Jem grimaced at him. In the past she'd have been able to silence him with squinted eyes and words to the effect that he had no right to criticize her parenting techniques as he was not responsible in any practical or logistical way for the parenting of his children. But that was no longer the case and for the sake of a harmonious meal she smiled tightly and said nothing.

She stared at the top of Ralph's head as he perused the menu. From this angle there was little to differentiate him from Lucas. From this angle they were very similar with their neat clipped heads of dark hair. But when he looked up the difference was startling. Instead of Lucas's soft uncomplicated gaze, there was Ralph's blank smile. Instead of a ready joke and some simple banter there were barbed comments and objections coiled up like snakes.

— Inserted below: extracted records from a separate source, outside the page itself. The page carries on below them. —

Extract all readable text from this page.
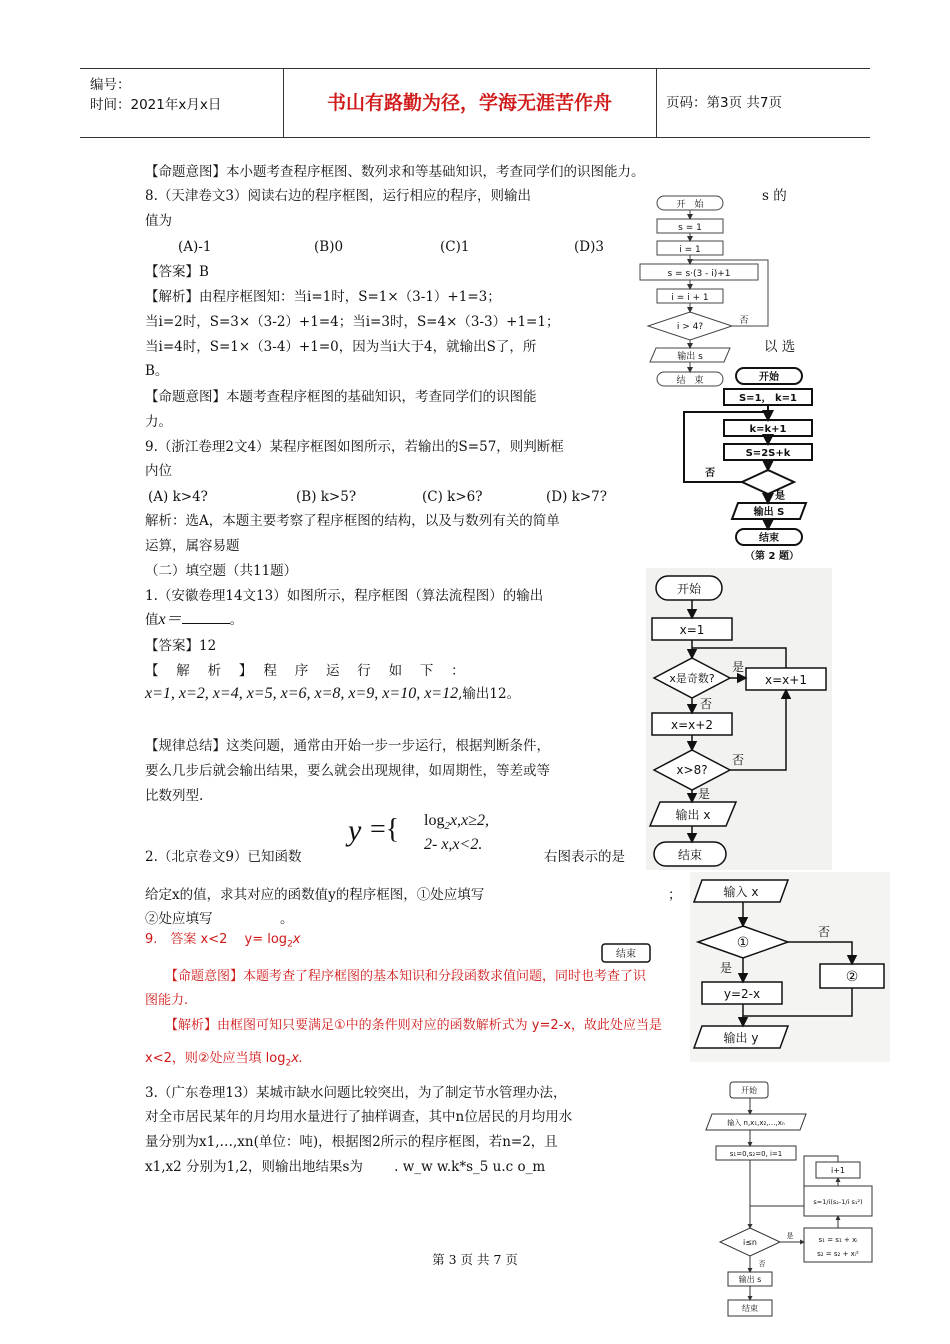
编号：
时间：2021年x月x日	书山有路勤为径，学海无涯苦作舟	页码：第3页 共7页
【命题意图】本小题考查程序框图、数列求和等基础知识，考查同学们的识图能力。
8.（天津卷文3）阅读右边的程序框图，运行相应的程序，则输出	s 的
值为
(A)-1	(B)0	(C)1	(D)3
【答案】B
【解析】由程序框图知：当i=1时，S=1×（3-1）+1=3；
当i=2时，S=3×（3-2）+1=4；当i=3时，S=4×（3-3）+1=1；
当i=4时，S=1×（3-4）+1=0，因为当i大于4，就输出S了，所	以 选
B。
【命题意图】本题考查程序框图的基础知识，考查同学们的识图能
力。
9.（浙江卷理2文4）某程序框图如图所示，若输出的S=57，则判断框
内位
(A) k>4?	(B) k>5?	(C) k>6?	(D) k>7?
解析：选A，本题主要考察了程序框图的结构，以及与数列有关的简单
运算，属容易题
（二）填空题（共11题）
1.（安徽卷理14文13）如图所示，程序框图（算法流程图）的输出
值x＝	。
【答案】12
【　 解　 析　 】　 程　 序　 运　 行　 如　 下　 ：
x=1, x=2, x=4, x=5, x=6, x=8, x=9, x=10, x=12,输出12。
【规律总结】这类问题，通常由开始一步一步运行，根据判断条件，
要么几步后就会输出结果，要么就会出现规律，如周期性，等差或等
比数列型.
y ={ $\log_2x,x\ge 2$,
2- x,x<2.
2.（北京卷文9）已知函数	右图表示的是
给定x的值，求其对应的函数值y的程序框图，①处应填写	；
②处应填写　　　　　。
9.　答案 x<2　 $y= \log_2x$
【命题意图】本题考查了程序框图的基本知识和分段函数求值问题，同时也考查了识
图能力.
【解析】由框图可知只要满足①中的条件则对应的函数解析式为 y=2-x，故此处应当是
x<2，则②处应当填 $\log_2x$.
3.（广东卷理13）某城市缺水问题比较突出，为了制定节水管理办法，
对全市居民某年的月均用水量进行了抽样调查，其中n位居民的月均用水
量分别为x1,…,xn(单位：吨)，根据图2所示的程序框图，若n=2，且
x1,x2 分别为1,2，则输出地结果s为　　 . w_w w.k*s_5 u.c o_m
开　始
s = 1
i = 1
s = s·(3 - i)+1
i = i + 1
i > 4?
否
输出 s
结　束	开始
S=1， k=1
k=k+1
S=2S+k
否
是
输出 S
结束
（第 2 题）
开始
x=1
x是奇数?
是
否
x=x+1
x=x+2
x>8?
否
是
输出 x
结束
结束
输入 x
①
否
是
y=2-x
②
输出 y
开始
输入 n,x₁,x₂,…,xₙ
s₁=0,s₂=0, i=1
i+1
s=1/i(s₂-1/i s₁²)
i≤n
是
否
s₁ = s₁ + xᵢ
s₂ = s₂ + xᵢ²
输出 s
结束
第 3 页 共 7 页
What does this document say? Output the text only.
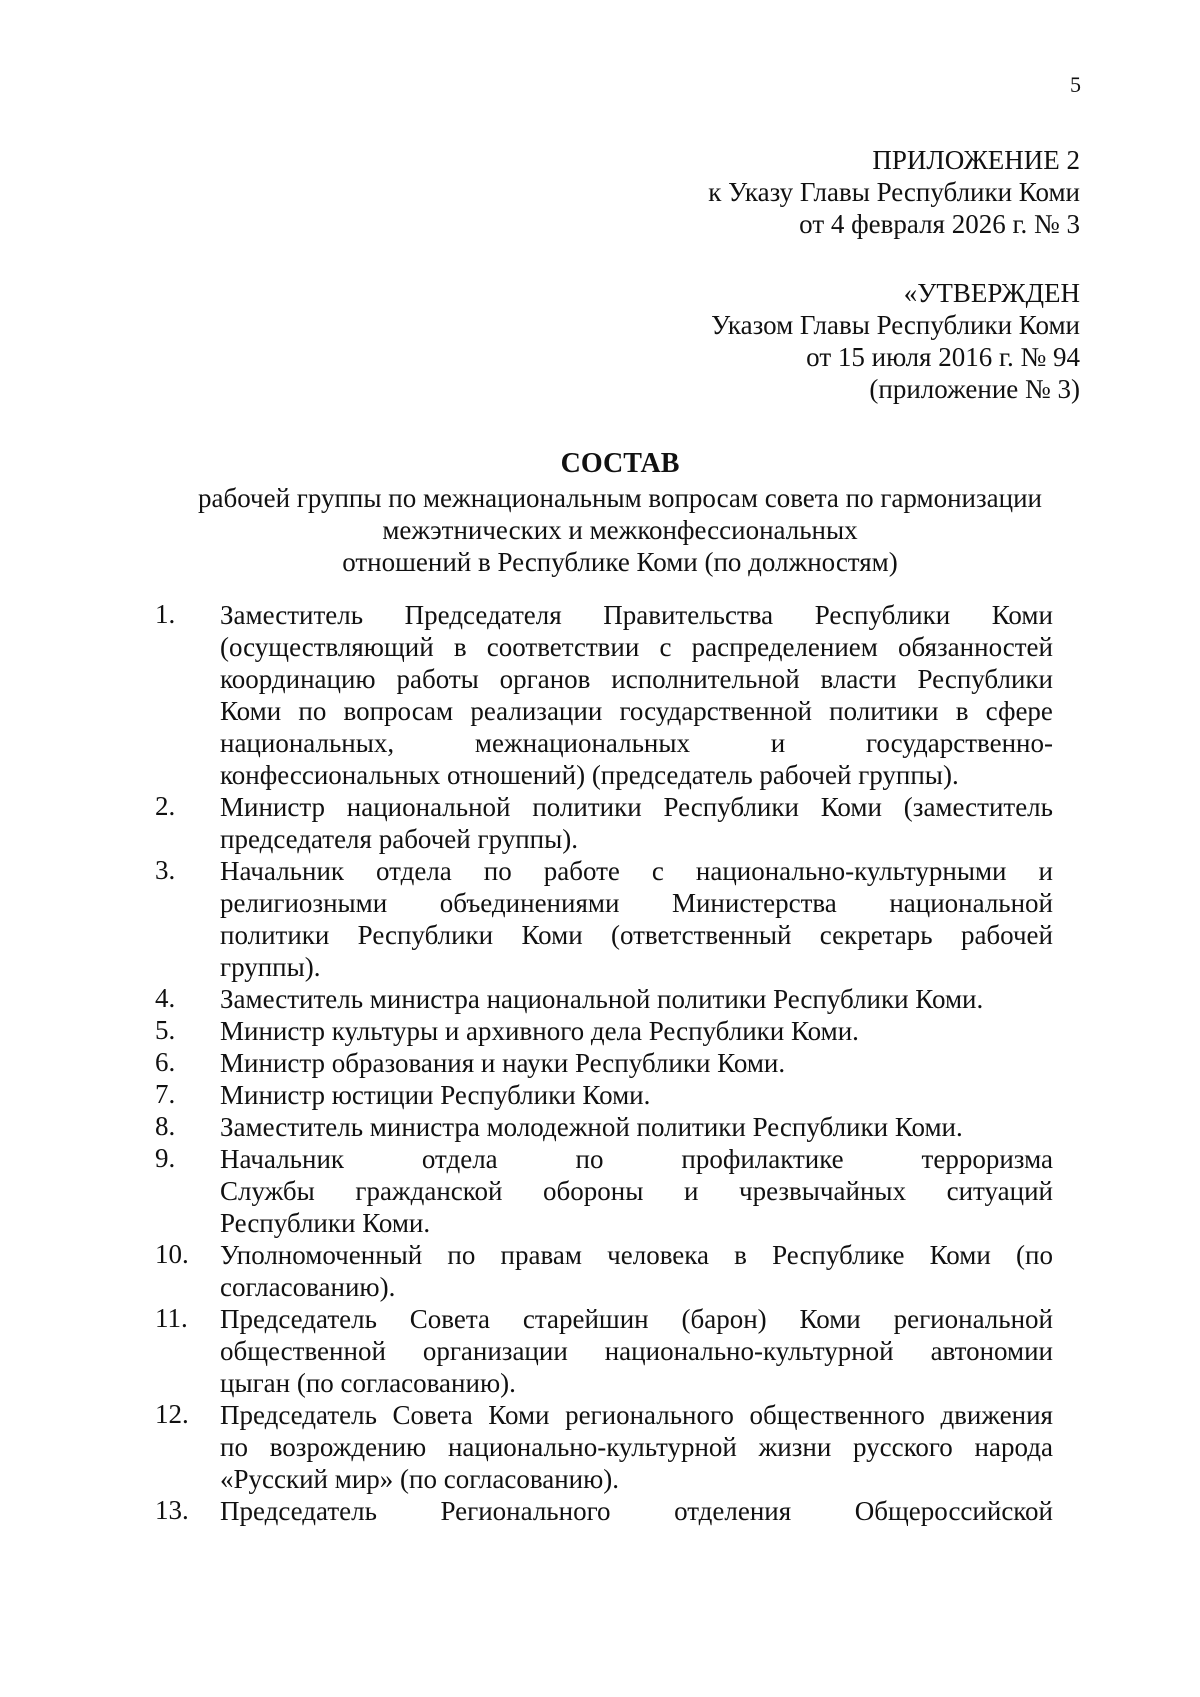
5
ПРИЛОЖЕНИЕ 2
к Указу Главы Республики Коми
от 4 февраля 2026 г. № 3
«УТВЕРЖДЕН
Указом Главы Республики Коми
от 15 июля 2016 г. № 94
(приложение № 3)
СОСТАВ
рабочей группы по межнациональным вопросам совета по гармонизации
межэтнических и межконфессиональных
отношений в Республике Коми (по должностям)
1.	Заместитель Председателя Правительства Республики Коми
(осуществляющий в соответствии с распределением обязанностей
координацию работы органов исполнительной власти Республики
Коми по вопросам реализации государственной политики в сфере
национальных,	межнациональных	и	государственно-
конфессиональных отношений) (председатель рабочей группы).
2.	Министр национальной политики Республики Коми (заместитель
председателя рабочей группы).
3.	Начальник отдела по работе с национально-культурными и
религиозными объединениями Министерства национальной
политики Республики Коми (ответственный секретарь рабочей
группы).
4.	Заместитель министра национальной политики Республики Коми.
5.	Министр культуры и архивного дела Республики Коми.
6.	Министр образования и науки Республики Коми.
7.	Министр юстиции Республики Коми.
8.	Заместитель министра молодежной политики Республики Коми.
9.	Начальник	отдела	по	профилактике	терроризма
Службы гражданской обороны и чрезвычайных ситуаций
Республики Коми.
10.	Уполномоченный по правам человека в Республике Коми (по
согласованию).
11.	Председатель Совета старейшин (барон) Коми региональной
общественной организации национально-культурной автономии
цыган (по согласованию).
12.	Председатель Совета Коми регионального общественного движения
по возрождению национально-культурной жизни русского народа
«Русский мир» (по согласованию).
13.	Председатель Регионального отделения Общероссийской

And that was when it hit Jem. All these weeks, ever since that sleepless night when she'd roamed around her house in the dark, looking for answers to awful questions, she'd been trying to recapture the soft, flighty girl in the photograph taken almost exactly eleven years ago to the day, but she hadn't realized until now that Ralph had been most of the reason for her feeling that
way. It was all about him and the way he looked at her. It was about the way he made her feel like a queen and a princess and a mate and a mucker, and the best and most incredible girl in all the world. That was why she'd looked like that, because of
him
. And where was he? Where was that attentive, doe-eyed boy who blushed at the merest glimpse of her? He said he wanted to marry her, but he didn't act as if he wanted to marry her. He acted as if he were simply letting life take him to its inevitable conclusion.

I don't know you anymore, she thought to herself, and as soon as the thought was in her head she'd shaken it loose again. It didn't bear contemplating. She was marrying this man in two weeks.

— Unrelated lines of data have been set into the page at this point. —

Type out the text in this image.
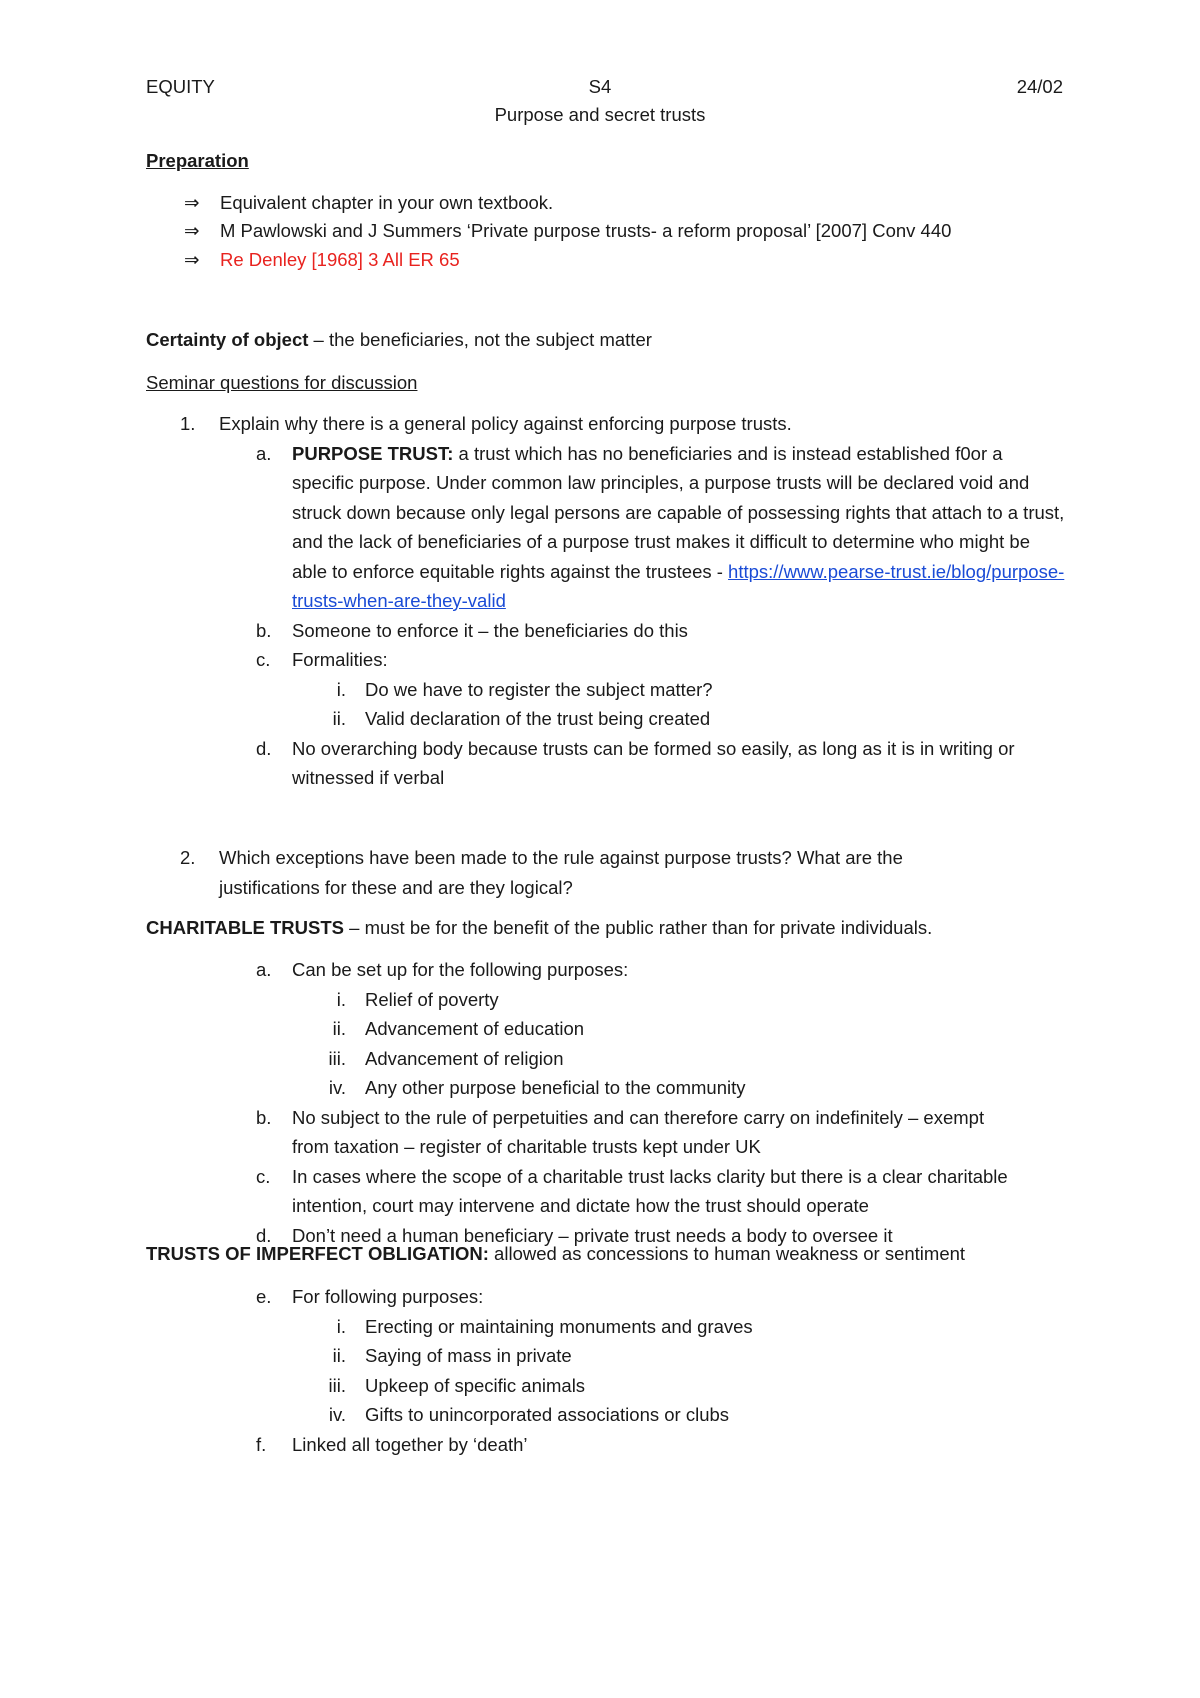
S4
EQUITY	24/02
Purpose and secret trusts
Preparation
⇒ Equivalent chapter in your own textbook.
⇒ M Pawlowski and J Summers ‘Private purpose trusts- a reform proposal’ [2007] Conv 440
⇒ Re Denley [1968] 3 All ER 65
Certainty of object – the beneficiaries, not the subject matter
Seminar questions for discussion
1. Explain why there is a general policy against enforcing purpose trusts.
a. PURPOSE TRUST: a trust which has no beneficiaries and is instead established f0or a specific purpose. Under common law principles, a purpose trusts will be declared void and struck down because only legal persons are capable of possessing rights that attach to a trust, and the lack of beneficiaries of a purpose trust makes it difficult to determine who might be able to enforce equitable rights against the trustees - https://www.pearse-trust.ie/blog/purpose-trusts-when-are-they-valid
b. Someone to enforce it – the beneficiaries do this
c. Formalities:
i. Do we have to register the subject matter?
ii. Valid declaration of the trust being created
d. No overarching body because trusts can be formed so easily, as long as it is in writing or witnessed if verbal
2. Which exceptions have been made to the rule against purpose trusts? What are the justifications for these and are they logical?
CHARITABLE TRUSTS – must be for the benefit of the public rather than for private individuals.
a. Can be set up for the following purposes:
i. Relief of poverty
ii. Advancement of education
iii. Advancement of religion
iv. Any other purpose beneficial to the community
b. No subject to the rule of perpetuities and can therefore carry on indefinitely – exempt from taxation – register of charitable trusts kept under UK
c. In cases where the scope of a charitable trust lacks clarity but there is a clear charitable intention, court may intervene and dictate how the trust should operate
d. Don’t need a human beneficiary – private trust needs a body to oversee it
TRUSTS OF IMPERFECT OBLIGATION: allowed as concessions to human weakness or sentiment
e. For following purposes:
i. Erecting or maintaining monuments and graves
ii. Saying of mass in private
iii. Upkeep of specific animals
iv. Gifts to unincorporated associations or clubs
f. Linked all together by ‘death’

She drank her chilled wine faster than she'd intended and was drunk immediately, as her stomach was, as ever, empty.

She went to the bar to place their food order and to replenish her wineglass and when she came back Ralph said: “What did you order?”

“Soup,” she said.

“And what else?”

“Nothing,” she said.

He gave her one of his new pious smiles.

“What?” she said.

“You're not eating enough,” he said. “You're too thin.”

“I am not too thin!” she exclaimed.

“Yes,” he said, “you are. And it's not good for you to drink on an empty stomach. At least have some bread.”

“I don't want any bread.”

Ralph tutted. “It's not good for you,” he said again, and Jem wanted to huff and say: what are you, my
father
? But instead she just ignored him and took another swig of wine. Very soon the day lost its hard edges and Jem lost her residual annoyance and
life took on the honey-hued tones of another life and another time. Wine could do that, Jem had found. Especially on an empty stomach. Before long they were relaxed again and Scarlett was happily sipping her pink cranberry through her lime straw and Blake was chewing ciabatta and Ralph and Jem were conversing nicely about wedding plans and it seemed to Jem that if a stranger were to walk in now and look at the family on the right he would think, oh, how lovely, two cute children, trendy dad, happy mum, how very civilized. But even as they sat there Jem knew it was all a mirage, fleeting and wine-fueled.